If you have four independent random variables, each Cauchy distributed with the same scale parameter σ, then their average is also Cauchy distributed but with exact same scale parameter σ.
So the normal distribution matches common intuition, but the Cauchy distribution does not.
In the case of random variables with a normal distribution, the scale parameter σ is also the standard deviation. In the case of random variables with a Cauchy distribution, the scale parameter σ is not the standard deviation because Cauchy random variables don’t have a variance, so they don’t have a standard deviation.
Modeling
Some people object that nothing really follows a Cauchy distribution because the Cauchy distribution has no mean or variance. But nothing really follows a normal distribution either. All probability distributions are idealizations. The question of any probability distribution is whether it adequately captures the aspect of reality it is being used to model.
Mean
Suppose some phenomenon appears to behave like it has a Cauchy distribution, with no mean.

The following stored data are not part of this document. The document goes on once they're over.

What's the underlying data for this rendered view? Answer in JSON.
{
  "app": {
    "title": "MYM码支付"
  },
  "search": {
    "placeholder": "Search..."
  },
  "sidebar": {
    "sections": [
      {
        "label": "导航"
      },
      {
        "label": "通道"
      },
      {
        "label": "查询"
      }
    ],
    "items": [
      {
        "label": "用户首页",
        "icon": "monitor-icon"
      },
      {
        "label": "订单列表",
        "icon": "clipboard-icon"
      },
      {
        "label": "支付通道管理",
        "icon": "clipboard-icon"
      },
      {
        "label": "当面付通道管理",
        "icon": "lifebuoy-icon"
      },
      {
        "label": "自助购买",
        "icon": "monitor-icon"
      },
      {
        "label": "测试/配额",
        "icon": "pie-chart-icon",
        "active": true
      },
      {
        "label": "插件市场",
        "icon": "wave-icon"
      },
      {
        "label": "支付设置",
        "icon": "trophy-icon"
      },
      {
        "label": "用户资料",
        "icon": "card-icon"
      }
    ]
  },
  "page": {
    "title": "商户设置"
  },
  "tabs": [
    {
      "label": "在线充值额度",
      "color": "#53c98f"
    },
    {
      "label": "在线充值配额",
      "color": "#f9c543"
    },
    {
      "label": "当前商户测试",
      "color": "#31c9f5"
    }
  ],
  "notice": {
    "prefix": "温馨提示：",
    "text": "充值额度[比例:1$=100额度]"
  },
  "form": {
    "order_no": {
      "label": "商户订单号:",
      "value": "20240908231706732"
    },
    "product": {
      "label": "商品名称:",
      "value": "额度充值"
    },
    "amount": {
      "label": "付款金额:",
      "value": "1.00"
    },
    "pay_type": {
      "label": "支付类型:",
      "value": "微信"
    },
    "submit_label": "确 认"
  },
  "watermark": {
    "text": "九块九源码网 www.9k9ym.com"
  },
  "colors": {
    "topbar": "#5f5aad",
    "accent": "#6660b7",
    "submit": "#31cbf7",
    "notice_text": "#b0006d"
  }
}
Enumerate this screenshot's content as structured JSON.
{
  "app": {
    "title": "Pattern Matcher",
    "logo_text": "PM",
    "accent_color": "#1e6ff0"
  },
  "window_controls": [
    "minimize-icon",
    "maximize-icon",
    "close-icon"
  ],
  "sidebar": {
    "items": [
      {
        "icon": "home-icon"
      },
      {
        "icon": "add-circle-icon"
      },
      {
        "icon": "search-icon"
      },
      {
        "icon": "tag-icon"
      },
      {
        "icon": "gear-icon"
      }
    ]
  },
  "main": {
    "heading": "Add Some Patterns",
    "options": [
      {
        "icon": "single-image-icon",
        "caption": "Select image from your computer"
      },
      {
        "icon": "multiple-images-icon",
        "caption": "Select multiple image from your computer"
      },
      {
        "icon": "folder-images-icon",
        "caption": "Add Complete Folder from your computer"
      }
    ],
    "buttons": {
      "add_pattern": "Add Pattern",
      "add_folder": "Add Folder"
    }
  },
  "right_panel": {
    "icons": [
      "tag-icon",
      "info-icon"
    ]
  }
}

Alternately, suppose the phenomenon has a mean, but this mean is so variable that it is impossible to estimate. There’s no practical difference between the two.
Variance
And in the alternate case, suppose there is a finite variance, but the variance is so large that it is impossible to estimate. If you take the average of four observations, the result is still so variable that the variance is impossible to estimate. You’ve cut the theoretical variance in half, but that makes no difference. Again this is practically indistinguishable from a Cauchy distribution.
Truncating
Now suppose you want to tame the Cauchy distribution by throwing out samples with absolute value less than M. Now you have a truncated Cauchy distribution, and it has finite mean and variance.
But how do you choose M? If you don’t have an objective reason to choose a particular value of M, you would hope that your choice doesn’t matter too much. And that would be the case for a thin-tailed probability distribution like the normal, but it’s not true of the Cauchy distribution.
The variance of the truncated distribution will be approximately equal to M, so by choosing M you choose the variance. So if you double your cutoff for outliers that are to be discarded, you approximately double the variance of what’s left. Your choice of M matters a great deal.